Ames was trying to come up with a simple way to measure the relative mutagenic power of different chemicals.He applied the chemicals to the genes of Salmonella bacteria grown in petri dishes.In his most widely used experiment, a mutation in a key gene allowed mutant bacteria to multiply into colonies that were clearly visible in petri dishes; unmutated bacteria were unable to do so.So, to accurately gauge the effect of a potential mutagen, one simply injects the chemical into a Petri dish containing the appropriate bacteria, mutates the bacteria's genes, and counts the number of colonies that appear on the calculator.Increased colony numbers directly reflect the mutagenic potency of the test chemical.
Ames rounded up a large collection of known carcinogens and tested them one by one using his bacterial mutation assay.Analysis of the test results yielded encouraging correlations.Chemicals that are highly mutagenic to bacteria are equally effective at inducing tumors in experimental rodents; chemicals that lack significant mutagenesis also appear to lack carcinogenicity.
The carcinogen-mutagenic factor theory is no longer a castle in the air, and for the first time has a little experimental basis.Moreover, a chemical's ability to cause cancer appears to stem from its ability to damage the genes of the body's cells.There is indeed a close connection between mutagenicity and carcinogenicity.
The method, known as the Ames Test, has another bonus.Now, scientists can measure the cancer-causing potential of a newly discovered chemical within a day or two.At that time, testing the safety of chemical ingredients on humans was slammed. Instead, rodents were used as test subjects. The test also took several years, and the Ames test was a hundred times cheaper.A single positive result from the Ames test can almost seal the future fate of the tested chemical.
Of course, things are not really that simple.Some chemicals are responsible for rising cancer rates in rodents and humans, even though they tested negative in the Ames bacteria test.Asbestos and alcohol are notable examples.Of course, there are also chemicals that are highly effective against genetic mutations in bacteria but have little carcinogenic effect on mammals.

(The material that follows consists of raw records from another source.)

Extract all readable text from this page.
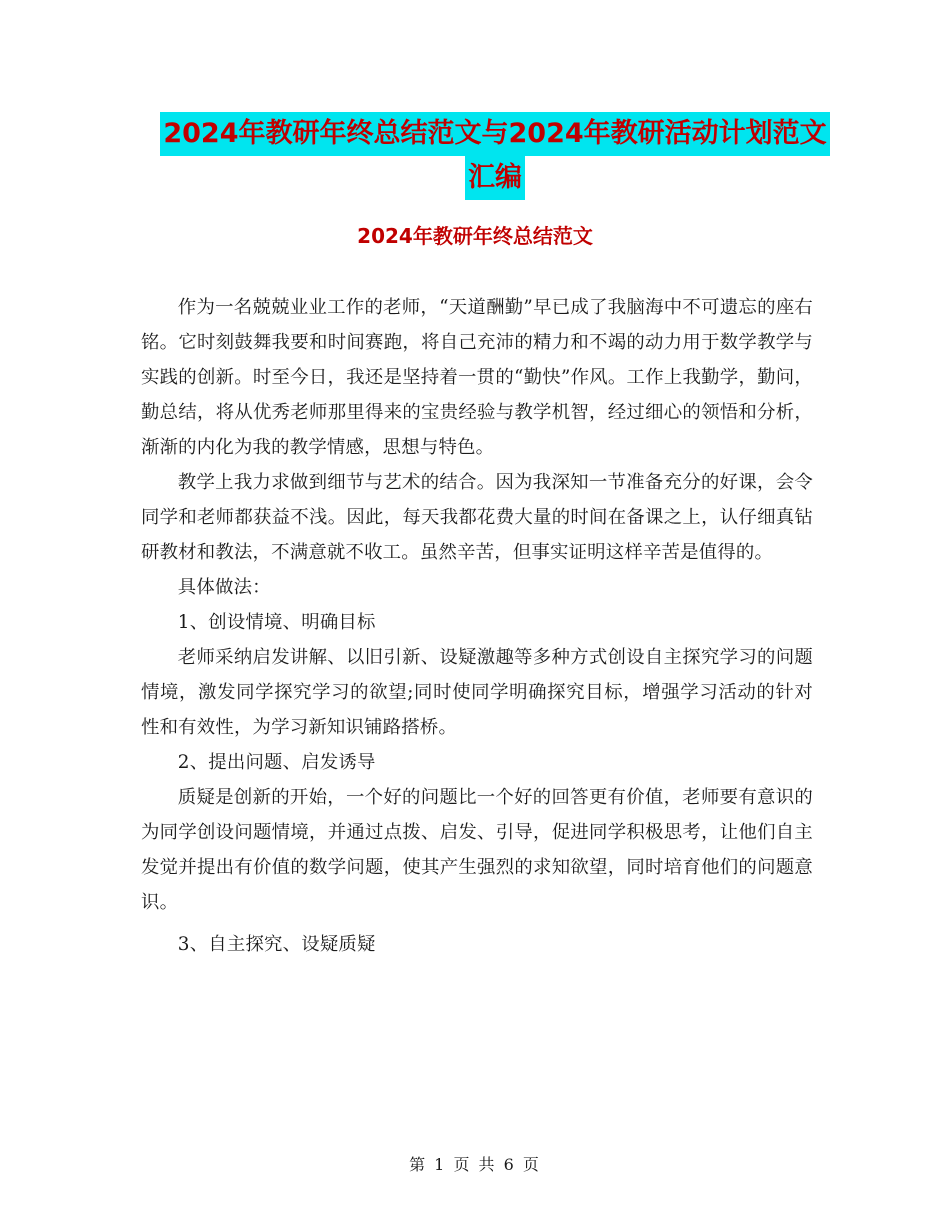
2024年教研年终总结范文与2024年教研活动计划范文
汇编
2024年教研年终总结范文

作为一名兢兢业业工作的老师，“天道酬勤”早已成了我脑海中不可遗忘的座右铭。它时刻鼓舞我要和时间赛跑，将自己充沛的精力和不竭的动力用于数学教学与实践的创新。时至今日，我还是坚持着一贯的“勤快”作风。工作上我勤学，勤问，勤总结，将从优秀老师那里得来的宝贵经验与教学机智，经过细心的领悟和分析，渐渐的内化为我的教学情感，思想与特色。

教学上我力求做到细节与艺术的结合。因为我深知一节准备充分的好课，会令同学和老师都获益不浅。因此，每天我都花费大量的时间在备课之上，认仔细真钻研教材和教法，不满意就不收工。虽然辛苦，但事实证明这样辛苦是值得的。

具体做法：

1、创设情境、明确目标

老师采纳启发讲解、以旧引新、设疑激趣等多种方式创设自主探究学习的问题情境，激发同学探究学习的欲望;同时使同学明确探究目标，增强学习活动的针对性和有效性，为学习新知识铺路搭桥。

2、提出问题、启发诱导

质疑是创新的开始，一个好的问题比一个好的回答更有价值，老师要有意识的为同学创设问题情境，并通过点拨、启发、引导，促进同学积极思考，让他们自主发觉并提出有价值的数学问题，使其产生强烈的求知欲望，同时培育他们的问题意识。

3、自主探究、设疑质疑

第 1 页 共 6 页
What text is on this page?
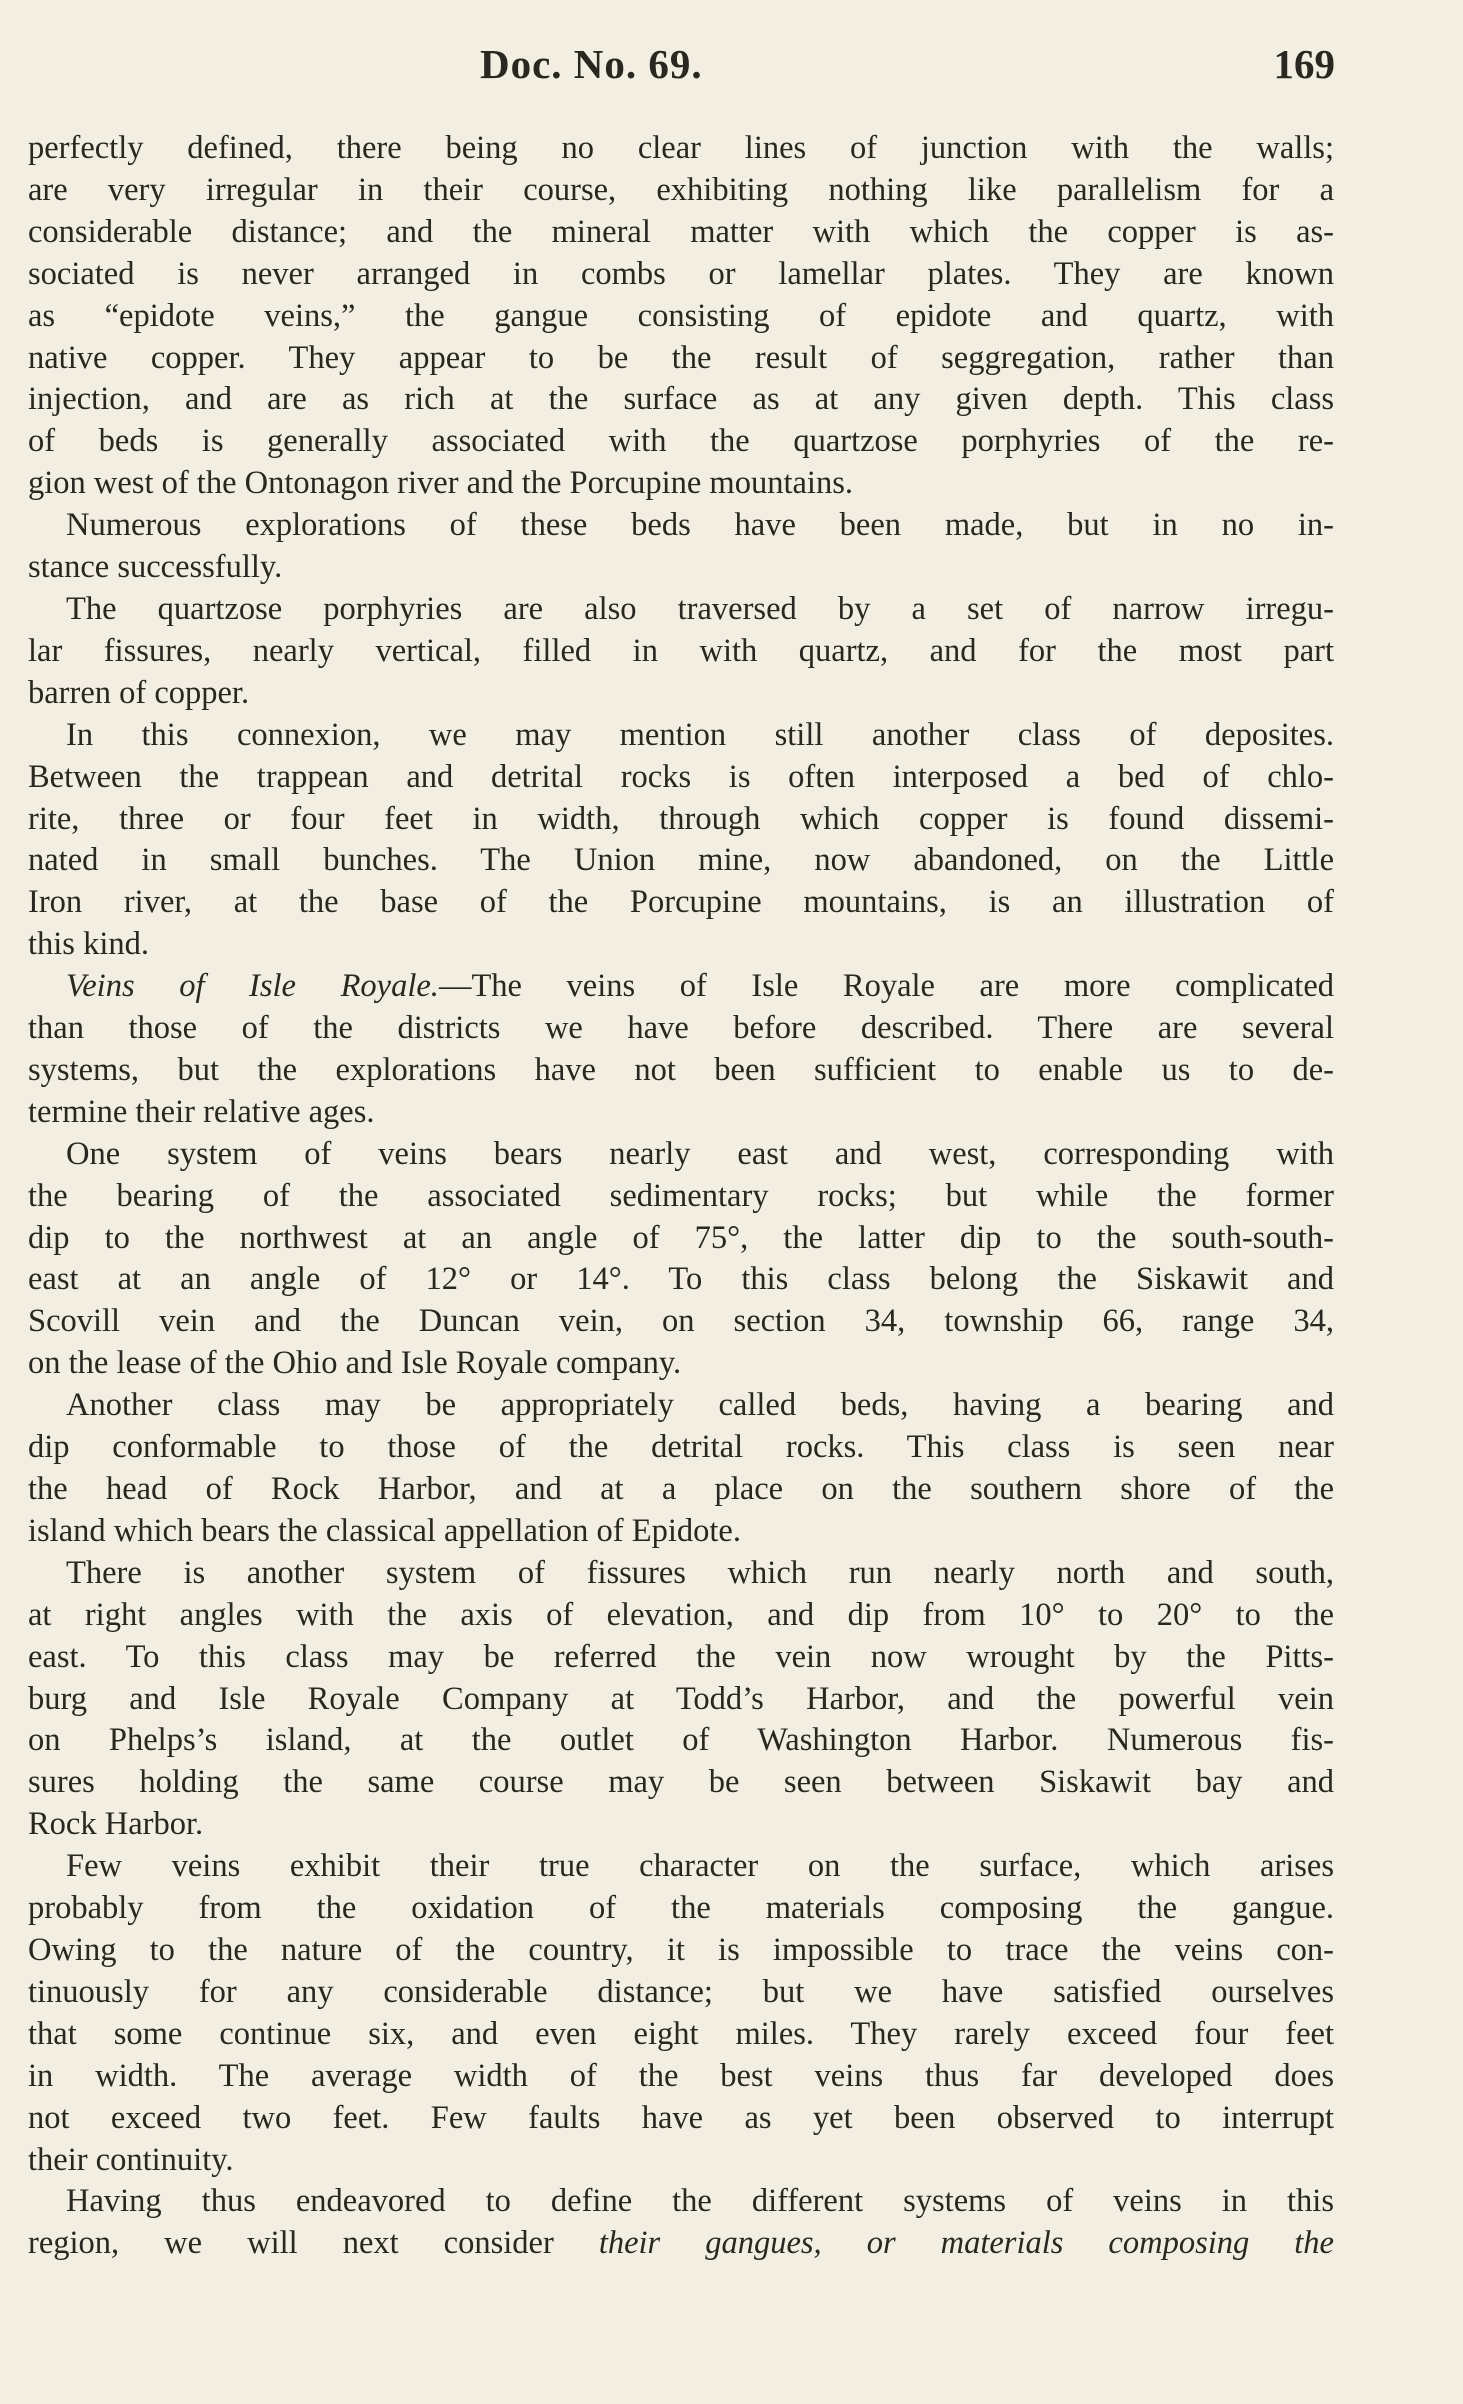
Doc. No. 69.	169
perfectly defined, there being no clear lines of junction with the walls;
are very irregular in their course, exhibiting nothing like parallelism for a
considerable distance; and the mineral matter with which the copper is as-
sociated is never arranged in combs or lamellar plates. They are known
as “epidote veins,” the gangue consisting of epidote and quartz, with
native copper. They appear to be the result of seggregation, rather than
injection, and are as rich at the surface as at any given depth. This class
of beds is generally associated with the quartzose porphyries of the re-
gion west of the Ontonagon river and the Porcupine mountains.
Numerous explorations of these beds have been made, but in no in-
stance successfully.
The quartzose porphyries are also traversed by a set of narrow irregu-
lar fissures, nearly vertical, filled in with quartz, and for the most part
barren of copper.
In this connexion, we may mention still another class of deposites.
Between the trappean and detrital rocks is often interposed a bed of chlo-
rite, three or four feet in width, through which copper is found dissemi-
nated in small bunches. The Union mine, now abandoned, on the Little
Iron river, at the base of the Porcupine mountains, is an illustration of
this kind.
Veins of Isle Royale.—The veins of Isle Royale are more complicated
than those of the districts we have before described. There are several
systems, but the explorations have not been sufficient to enable us to de-
termine their relative ages.
One system of veins bears nearly east and west, corresponding with
the bearing of the associated sedimentary rocks; but while the former
dip to the northwest at an angle of 75°, the latter dip to the south-south-
east at an angle of 12° or 14°. To this class belong the Siskawit and
Scovill vein and the Duncan vein, on section 34, township 66, range 34,
on the lease of the Ohio and Isle Royale company.
Another class may be appropriately called beds, having a bearing and
dip conformable to those of the detrital rocks. This class is seen near
the head of Rock Harbor, and at a place on the southern shore of the
island which bears the classical appellation of Epidote.
There is another system of fissures which run nearly north and south,
at right angles with the axis of elevation, and dip from 10° to 20° to the
east. To this class may be referred the vein now wrought by the Pitts-
burg and Isle Royale Company at Todd’s Harbor, and the powerful vein
on Phelps’s island, at the outlet of Washington Harbor. Numerous fis-
sures holding the same course may be seen between Siskawit bay and
Rock Harbor.
Few veins exhibit their true character on the surface, which arises
probably from the oxidation of the materials composing the gangue.
Owing to the nature of the country, it is impossible to trace the veins con-
tinuously for any considerable distance; but we have satisfied ourselves
that some continue six, and even eight miles. They rarely exceed four feet
in width. The average width of the best veins thus far developed does
not exceed two feet. Few faults have as yet been observed to interrupt
their continuity.
Having thus endeavored to define the different systems of veins in this
region, we will next consider their gangues, or materials composing the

Therefore, it can be expressed as follows: Mutagenic factors enter cells, damage genes, and cause cancer.Soon, it was found that many carcinogens directly act on DNA molecules, especially the bases in the two strands of the double helix.By altering the base structure, they directly affect the information content of the DNA, which is exactly what mutagenic factors are intended to do.

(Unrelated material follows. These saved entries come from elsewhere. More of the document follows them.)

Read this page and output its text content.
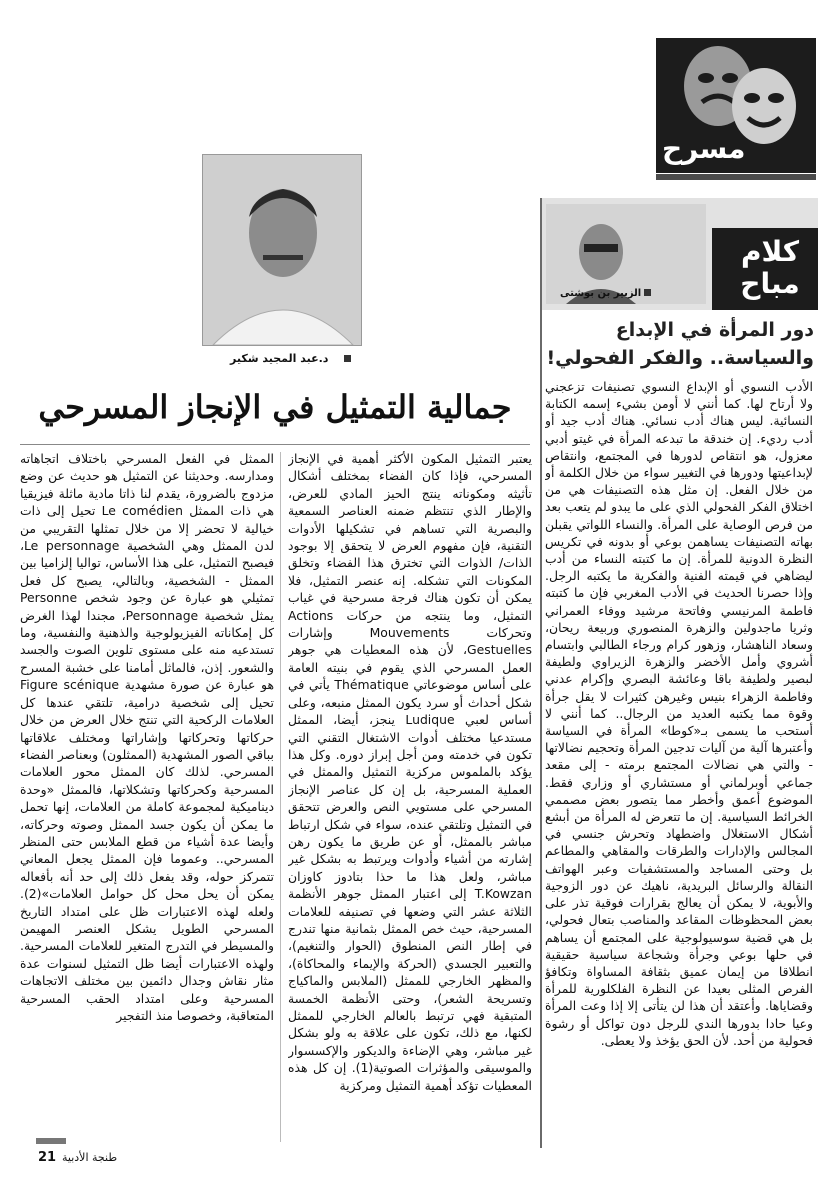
مسرح
كلام
مباح
الزبير بن بوشتى
دور المرأة في الإبداع
والسياسة.. والفكر الفحولي!
الأدب النسوي أو الإبداع النسوي تصنيفات تزعجني ولا أرتاح لها. كما أنني لا أومن بشيء إسمه الكتابة النسائية. ليس هناك أدب نسائي. هناك أدب جيد أو أدب رديء. إن خندقة ما تبدعه المرأة في غيتو أدبي معزول، هو انتقاص لدورها في المجتمع، وانتقاص لإبداعيتها ودورها في التغيير سواء من خلال الكلمة أو من خلال الفعل. إن مثل هذه التصنيفات هي من اختلاق الفكر الفحولي الذي على ما يبدو لم يتعب بعد من فرص الوصاية على المرأة. والنساء اللواتي يقبلن بهاته التصنيفات يساهمن بوعي أو بدونه في تكريس النظرة الدونية للمرأة. إن ما كتبته النساء من أدب ليضاهي في قيمته الفنية والفكرية ما يكتبه الرجل. وإذا حصرنا الحديث في الأدب المغربي فإن ما كتبته فاطمة المرنيسي وفاتحة مرشيد ووفاء العمراني وثريا ماجدولين والزهرة المنصوري وربيعة ريحان، وسعاد الناهشار، وزهور كرام ورجاء الطالبي وابتسام أشروي وأمل الأخضر والزهرة الزيراوي ولطيفة لبصير ولطيفة باقا وعائشة البصري وإكرام عدني وفاطمة الزهراء بنيس وغيرهن كثيرات لا يقل جرأة وقوة مما يكتبه العديد من الرجال.. كما أنني لا أستحب ما يسمى بـ«كوطا» المرأة في السياسة وأعتبرها آلية من آليات تدجين المرأة وتحجيم نضالاتها - والتي هي نضالات المجتمع برمته - إلى مقعد جماعي أوبرلماني أو مستشاري أو وزاري فقط. الموضوع أعمق وأخطر مما يتصور بعض مصممي الخرائط السياسية. إن ما تتعرض له المرأة من أبشع أشكال الاستغلال واضطهاد وتحرش جنسي في المجالس والإدارات والطرقات والمقاهي والمطاعم بل وحتى المساجد والمستشفيات وعبر الهواتف النقالة والرسائل البريدية، ناهيك عن دور الزوجية والأبوية، لا يمكن أن يعالج بقرارات فوقية تذر على بعض المحظوظات المقاعد والمناصب بتعال فحولي، بل هي قضية سوسيولوجية على المجتمع أن يساهم في حلها بوعي وجرأة وشجاعة سياسية حقيقية انطلاقا من إيمان عميق بثقافة المساواة وتكافؤ الفرص المثلى بعيدا عن النظرة الفلكلورية للمرأة وقضاياها. وأعتقد أن هذا لن يتأتى إلا إذا وعت المرأة وعيا حادا بدورها الندي للرجل دون تواكل أو رشوة فحولية من أحد. لأن الحق يؤخذ ولا يعطى.
د.عبد المجيد شكير
جمالية التمثيل في الإنجاز المسرحي
يعتبر التمثيل المكون الأكثر أهمية في الإنجاز المسرحي، فإذا كان الفضاء بمختلف أشكال تأثيثه ومكوناته ينتج الحيز المادي للعرض، والإطار الذي تنتظم ضمنه العناصر السمعية والبصرية التي تساهم في تشكيلها الأدوات التقنية، فإن مفهوم العرض لا يتحقق إلا بوجود الذات/ الذوات التي تخترق هذا الفضاء وتخلق المكونات التي تشكله. إنه عنصر التمثيل، فلا يمكن أن تكون هناك فرجة مسرحية في غياب التمثيل، وما ينتجه من حركات Actions وتحركات Mouvements وإشارات Gestuelles، لأن هذه المعطيات هي جوهر العمل المسرحي الذي يقوم في بنيته العامة على أساس موضوعاتي Thématique يأتي في شكل أحداث أو سرد يكون الممثل منبعه، وعلى أساس لعبي Ludique ينجز، أيضا، الممثل مستدعيا مختلف أدوات الاشتغال التقني التي تكون في خدمته ومن أجل إبراز دوره. وكل هذا يؤكد بالملموس مركزية التمثيل والممثل في العملية المسرحية، بل إن كل عناصر الإنجاز المسرحي على مستويي النص والعرض تتحقق في التمثيل وتلتقي عنده، سواء في شكل ارتباط مباشر بالممثل، أو عن طريق ما يكون رهن إشارته من أشياء وأدوات ويرتبط به بشكل غير مباشر، ولعل هذا ما حذا بتادوز كاوزان T.Kowzan إلى اعتبار الممثل جوهر الأنظمة الثلاثة عشر التي وضعها في تصنيفه للعلامات المسرحية، حيث خص الممثل بثمانية منها تندرج في إطار النص المنطوق (الحوار والتنغيم)، والتعبير الجسدي (الحركة والإيماء والمحاكاة)، والمظهر الخارجي للممثل (الملابس والماكياج وتسريحة الشعر)، وحتى الأنظمة الخمسة المتبقية فهي ترتبط بالعالم الخارجي للممثل لكنها، مع ذلك، تكون على علاقة به ولو بشكل غير مباشر، وهي الإضاءة والديكور والإكسسوار والموسيقى والمؤثرات الصوتية(1). إن كل هذه المعطيات تؤكد أهمية التمثيل ومركزية
الممثل في الفعل المسرحي باختلاف اتجاهاته ومدارسه. وحديثنا عن التمثيل هو حديث عن وضع مزدوج بالضرورة، يقدم لنا ذاتا مادية ماثلة فيزيقيا هي ذات الممثل Le comédien تحيل إلى ذات خيالية لا تحضر إلا من خلال تمثلها التقريبي من لدن الممثل وهي الشخصية Le personnage، فيصبح التمثيل، على هذا الأساس، تواليا إلزاميا بين الممثل - الشخصية، وبالتالي، يصبح كل فعل تمثيلي هو عبارة عن وجود شخص Personne يمثل شخصية Personnage، مجندا لهذا الغرض كل إمكاناته الفيزيولوجية والذهنية والنفسية، وما تستدعيه منه على مستوى تلوين الصوت والجسد والشعور. إذن، فالماثل أمامنا على خشبة المسرح هو عبارة عن صورة مشهدية Figure scénique تحيل إلى شخصية درامية، تلتقي عندها كل العلامات الركحية التي تنتج خلال العرض من خلال حركاتها وتحركاتها وإشاراتها ومختلف علاقاتها بباقي الصور المشهدية (الممثلون) وبعناصر الفضاء المسرحي. لذلك كان الممثل محور العلامات المسرحية وكحركاتها وتشكلاتها، فالممثل «وحدة ديناميكية لمجموعة كاملة من العلامات، إنها تحمل ما يمكن أن يكون جسد الممثل وصوته وحركاته، وأيضا عدة أشياء من قطع الملابس حتى المنظر المسرحي.. وعموما فإن الممثل يجعل المعاني تتمركز حوله، وقد يفعل ذلك إلى حد أنه بأفعاله يمكن أن يحل محل كل حوامل العلامات»(2). ولعله لهذه الاعتبارات ظل على امتداد التاريخ المسرحي الطويل يشكل العنصر المهيمن والمسيطر في التدرج المتغير للعلامات المسرحية. ولهذه الاعتبارات أيضا ظل التمثيل لسنوات عدة مثار نقاش وجدال دائمين بين مختلف الاتجاهات المسرحية وعلى امتداد الحقب المسرحية المتعاقبة، وخصوصا منذ التفجير
21 طنجة الأدبية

Thus, through the contributions of Ames and others, the carcinogen-mutagen theory gained strong support: Many carcinogens create mutant genes by damaging DNA.However, this is just one of many theories about the origin of cancer. As long as one key evidence is missing, it cannot override other theories and become the truth.If carcinogens cause cancer by changing genes, then cancer cells must carry mutated genes.These mutant genes must be found.If not, the carcinogen-mutagen theory is out of the question, along with dozens of other failed theories that have attempted to explain this complex disease.